Klimanotizen 36

Vor der COP28 fährt die Welt auf 2,5 Grad Erderhitzung zu. Umsonst waren die Anstrengungen dagegen bisher freilich nicht, das liegt auch am Geschick der ärmeren Länder. Derweil wird über die Schuldenbremse diskutiert, die wie ein ideologischer Anachronismus aus ferner Vergangenheit wirkt.

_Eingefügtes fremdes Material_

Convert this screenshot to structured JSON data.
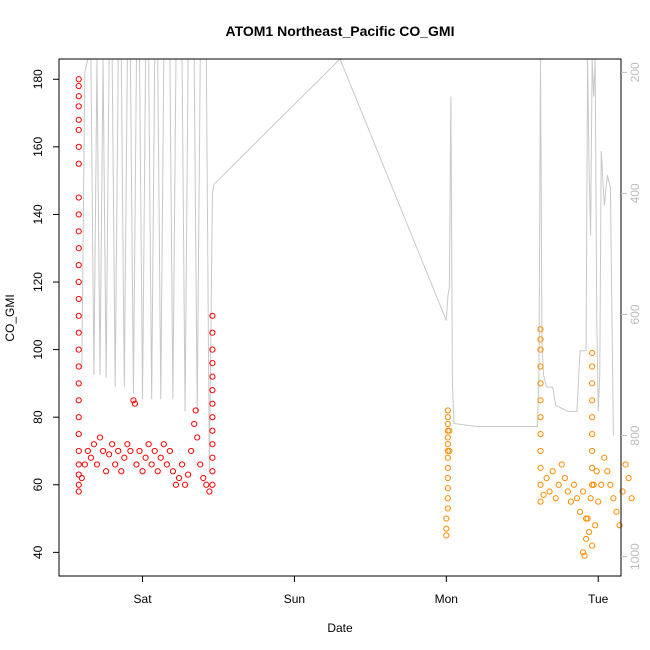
{
  "chart_data": {
    "type": "scatter",
    "title": "ATOM1 Northeast_Pacific CO_GMI",
    "xlabel": "Date",
    "ylabel": "CO_GMI",
    "x_ticks": [
      {
        "label": "Sat",
        "day": 1.0
      },
      {
        "label": "Sun",
        "day": 2.0
      },
      {
        "label": "Mon",
        "day": 3.0
      },
      {
        "label": "Tue",
        "day": 4.0
      }
    ],
    "x_range_days": [
      0.45,
      4.15
    ],
    "y_left": {
      "ticks": [
        40,
        60,
        80,
        100,
        120,
        140,
        160,
        180
      ],
      "range": [
        33,
        186
      ]
    },
    "y_right": {
      "ticks": [
        200,
        400,
        600,
        800,
        1000
      ],
      "range": [
        1032,
        178
      ],
      "color": "#bdbdbd",
      "reversed": true
    },
    "grid": false,
    "colors": {
      "series1": "#ff0000",
      "series2": "#ff8c00",
      "pressure": "#c8c8c8"
    },
    "series": [
      {
        "color": "#ff0000",
        "points": [
          [
            0.58,
            58
          ],
          [
            0.58,
            60
          ],
          [
            0.58,
            63
          ],
          [
            0.58,
            66
          ],
          [
            0.58,
            70
          ],
          [
            0.58,
            75
          ],
          [
            0.58,
            80
          ],
          [
            0.58,
            85
          ],
          [
            0.58,
            90
          ],
          [
            0.58,
            95
          ],
          [
            0.58,
            100
          ],
          [
            0.58,
            105
          ],
          [
            0.58,
            110
          ],
          [
            0.58,
            115
          ],
          [
            0.58,
            120
          ],
          [
            0.58,
            125
          ],
          [
            0.58,
            130
          ],
          [
            0.58,
            135
          ],
          [
            0.58,
            140
          ],
          [
            0.58,
            145
          ],
          [
            0.58,
            155
          ],
          [
            0.58,
            160
          ],
          [
            0.58,
            165
          ],
          [
            0.58,
            168
          ],
          [
            0.58,
            172
          ],
          [
            0.58,
            175
          ],
          [
            0.58,
            178
          ],
          [
            0.58,
            180
          ],
          [
            0.6,
            62
          ],
          [
            0.62,
            66
          ],
          [
            0.64,
            70
          ],
          [
            0.66,
            68
          ],
          [
            0.68,
            72
          ],
          [
            0.7,
            66
          ],
          [
            0.72,
            74
          ],
          [
            0.74,
            70
          ],
          [
            0.76,
            64
          ],
          [
            0.78,
            69
          ],
          [
            0.8,
            72
          ],
          [
            0.82,
            66
          ],
          [
            0.84,
            70
          ],
          [
            0.86,
            64
          ],
          [
            0.88,
            68
          ],
          [
            0.9,
            72
          ],
          [
            0.92,
            70
          ],
          [
            0.94,
            85
          ],
          [
            0.95,
            84
          ],
          [
            0.96,
            66
          ],
          [
            0.98,
            70
          ],
          [
            1.0,
            64
          ],
          [
            1.02,
            68
          ],
          [
            1.04,
            72
          ],
          [
            1.06,
            66
          ],
          [
            1.08,
            70
          ],
          [
            1.1,
            64
          ],
          [
            1.12,
            68
          ],
          [
            1.14,
            72
          ],
          [
            1.16,
            66
          ],
          [
            1.18,
            70
          ],
          [
            1.2,
            64
          ],
          [
            1.22,
            60
          ],
          [
            1.24,
            62
          ],
          [
            1.26,
            66
          ],
          [
            1.28,
            60
          ],
          [
            1.3,
            63
          ],
          [
            1.32,
            70
          ],
          [
            1.34,
            78
          ],
          [
            1.35,
            82
          ],
          [
            1.36,
            74
          ],
          [
            1.38,
            66
          ],
          [
            1.4,
            62
          ],
          [
            1.42,
            60
          ],
          [
            1.44,
            58
          ],
          [
            1.46,
            60
          ],
          [
            1.46,
            64
          ],
          [
            1.46,
            68
          ],
          [
            1.46,
            72
          ],
          [
            1.46,
            76
          ],
          [
            1.46,
            80
          ],
          [
            1.46,
            84
          ],
          [
            1.46,
            88
          ],
          [
            1.46,
            92
          ],
          [
            1.46,
            96
          ],
          [
            1.46,
            100
          ],
          [
            1.46,
            105
          ],
          [
            1.46,
            110
          ]
        ]
      },
      {
        "color": "#ff8c00",
        "points": [
          [
            3.0,
            45
          ],
          [
            3.0,
            47
          ],
          [
            3.0,
            50
          ],
          [
            3.01,
            53
          ],
          [
            3.01,
            56
          ],
          [
            3.01,
            59
          ],
          [
            3.01,
            62
          ],
          [
            3.01,
            65
          ],
          [
            3.01,
            68
          ],
          [
            3.01,
            70
          ],
          [
            3.01,
            72
          ],
          [
            3.01,
            74
          ],
          [
            3.01,
            76
          ],
          [
            3.01,
            78
          ],
          [
            3.01,
            80
          ],
          [
            3.01,
            82
          ],
          [
            3.02,
            76
          ],
          [
            3.02,
            70
          ],
          [
            3.62,
            55
          ],
          [
            3.62,
            60
          ],
          [
            3.62,
            65
          ],
          [
            3.62,
            70
          ],
          [
            3.62,
            75
          ],
          [
            3.62,
            80
          ],
          [
            3.62,
            85
          ],
          [
            3.62,
            90
          ],
          [
            3.62,
            95
          ],
          [
            3.62,
            100
          ],
          [
            3.62,
            103
          ],
          [
            3.62,
            106
          ],
          [
            3.64,
            57
          ],
          [
            3.66,
            62
          ],
          [
            3.68,
            58
          ],
          [
            3.7,
            64
          ],
          [
            3.72,
            56
          ],
          [
            3.74,
            60
          ],
          [
            3.76,
            66
          ],
          [
            3.78,
            62
          ],
          [
            3.8,
            58
          ],
          [
            3.82,
            55
          ],
          [
            3.84,
            60
          ],
          [
            3.86,
            56
          ],
          [
            3.88,
            52
          ],
          [
            3.9,
            58
          ],
          [
            3.92,
            50
          ],
          [
            3.94,
            46
          ],
          [
            3.96,
            42
          ],
          [
            3.98,
            48
          ],
          [
            4.0,
            55
          ],
          [
            4.02,
            60
          ],
          [
            4.04,
            68
          ],
          [
            4.06,
            64
          ],
          [
            4.08,
            60
          ],
          [
            4.1,
            56
          ],
          [
            4.12,
            52
          ],
          [
            4.14,
            48
          ],
          [
            4.16,
            58
          ],
          [
            4.18,
            66
          ],
          [
            4.2,
            62
          ],
          [
            4.22,
            56
          ],
          [
            3.9,
            40
          ],
          [
            3.91,
            39
          ],
          [
            3.92,
            44
          ],
          [
            3.93,
            50
          ],
          [
            3.95,
            56
          ],
          [
            3.97,
            60
          ],
          [
            3.99,
            64
          ],
          [
            3.96,
            60
          ],
          [
            3.96,
            65
          ],
          [
            3.96,
            70
          ],
          [
            3.96,
            75
          ],
          [
            3.96,
            80
          ],
          [
            3.96,
            85
          ],
          [
            3.96,
            90
          ],
          [
            3.96,
            95
          ],
          [
            3.96,
            99
          ]
        ]
      }
    ],
    "pressure_line": [
      [
        0.6,
        690
      ],
      [
        0.62,
        200
      ],
      [
        0.64,
        178
      ],
      [
        0.66,
        178
      ],
      [
        0.68,
        700
      ],
      [
        0.7,
        178
      ],
      [
        0.72,
        700
      ],
      [
        0.74,
        178
      ],
      [
        0.76,
        705
      ],
      [
        0.78,
        178
      ],
      [
        0.8,
        178
      ],
      [
        0.82,
        720
      ],
      [
        0.84,
        178
      ],
      [
        0.86,
        178
      ],
      [
        0.88,
        720
      ],
      [
        0.9,
        178
      ],
      [
        0.92,
        178
      ],
      [
        0.94,
        730
      ],
      [
        0.96,
        178
      ],
      [
        0.98,
        178
      ],
      [
        1.0,
        740
      ],
      [
        1.02,
        178
      ],
      [
        1.04,
        178
      ],
      [
        1.06,
        740
      ],
      [
        1.08,
        178
      ],
      [
        1.1,
        178
      ],
      [
        1.12,
        740
      ],
      [
        1.14,
        178
      ],
      [
        1.18,
        178
      ],
      [
        1.2,
        740
      ],
      [
        1.22,
        178
      ],
      [
        1.26,
        178
      ],
      [
        1.28,
        760
      ],
      [
        1.3,
        178
      ],
      [
        1.34,
        178
      ],
      [
        1.36,
        760
      ],
      [
        1.38,
        178
      ],
      [
        1.42,
        178
      ],
      [
        1.44,
        860
      ],
      [
        1.46,
        400
      ],
      [
        1.47,
        385
      ],
      [
        2.3,
        178
      ],
      [
        3.0,
        610
      ],
      [
        3.01,
        570
      ],
      [
        3.02,
        555
      ],
      [
        3.03,
        240
      ],
      [
        3.04,
        710
      ],
      [
        3.05,
        780
      ],
      [
        3.2,
        785
      ],
      [
        3.6,
        785
      ],
      [
        3.61,
        700
      ],
      [
        3.62,
        178
      ],
      [
        3.63,
        650
      ],
      [
        3.64,
        700
      ],
      [
        3.66,
        720
      ],
      [
        3.7,
        720
      ],
      [
        3.72,
        750
      ],
      [
        3.8,
        760
      ],
      [
        3.86,
        760
      ],
      [
        3.88,
        660
      ],
      [
        3.92,
        660
      ],
      [
        3.93,
        178
      ],
      [
        3.94,
        360
      ],
      [
        3.95,
        470
      ],
      [
        3.96,
        178
      ],
      [
        3.97,
        240
      ],
      [
        3.98,
        178
      ],
      [
        3.99,
        600
      ],
      [
        4.0,
        760
      ],
      [
        4.01,
        700
      ],
      [
        4.02,
        330
      ],
      [
        4.04,
        420
      ],
      [
        4.06,
        370
      ],
      [
        4.08,
        390
      ],
      [
        4.1,
        800
      ]
    ]
  }
}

#1 Wo stehen wir? Allen klimapolitischen Ankündigungen zum Trotz entfernt sich die Welt derzeit vom Pariser 1,5-Grad-Ziel, so fassen die »Klimareporter« die Ergebnisse des jüngsten Emissions Gap Reports zusammen: Kurs 2,5 Grad, »würden die Staaten die in ihren nationalen Klimaplänen angekündigten Maßnahmen komplett in die Tat umsetzen«. Das ist ein doppeltes Wenn: Nicht nur ist diese Umsetzung unklar, sowohl was den politischen Willen als auch die technologischen Möglichkeiten angeht. Es ist auch nicht ganz sicher, was droht, wenn die Erderhitzung auf 2 Grad zusteuert (und dann auch nicht von alleine aufhören würde): »Wenn die globale Durchschnittstemperatur um zwei Grad ansteigt, droht der Erde ein Anstieg des Meeresspiegels um mehr als 12 Meter – und das ist die konservative Schätzung«, heißt es derweil hier mit Blick auf einen neuen Bericht der International Cryosphere Climate Initiative, der eine »überzeugende Anzahl neuer Studien, die die Eisdynamik, Paläoklimaaufzeichnungen aus der Erdvergangenheit und aktuelle Beobachtungen des Verhaltens der Eisdecke berücksichtigen« berücksichtigt - und einen Anstieg um bis zu 20 Meter für möglich hält. Im Vorwort machen Ministerpräsidentin Islands, Katrín Jakobsdóttir, und der Präsident Chiles, Gabriel Boric, klar: »Mit dem Schmelzpunkt des Eises können wir nicht verhandeln.« Das fossile Kapital erschließt derweil neue Öl- und Gasfelder - den »Moment der Wahrheit«, von dem die IAEA spricht, stellt man sich anders vor: Demnach müssten die derzeitigen Investitionen von 800 Milliarden US-Dollar pro Jahr in den Öl- und Gassektor um die Hälfte reduziert werden.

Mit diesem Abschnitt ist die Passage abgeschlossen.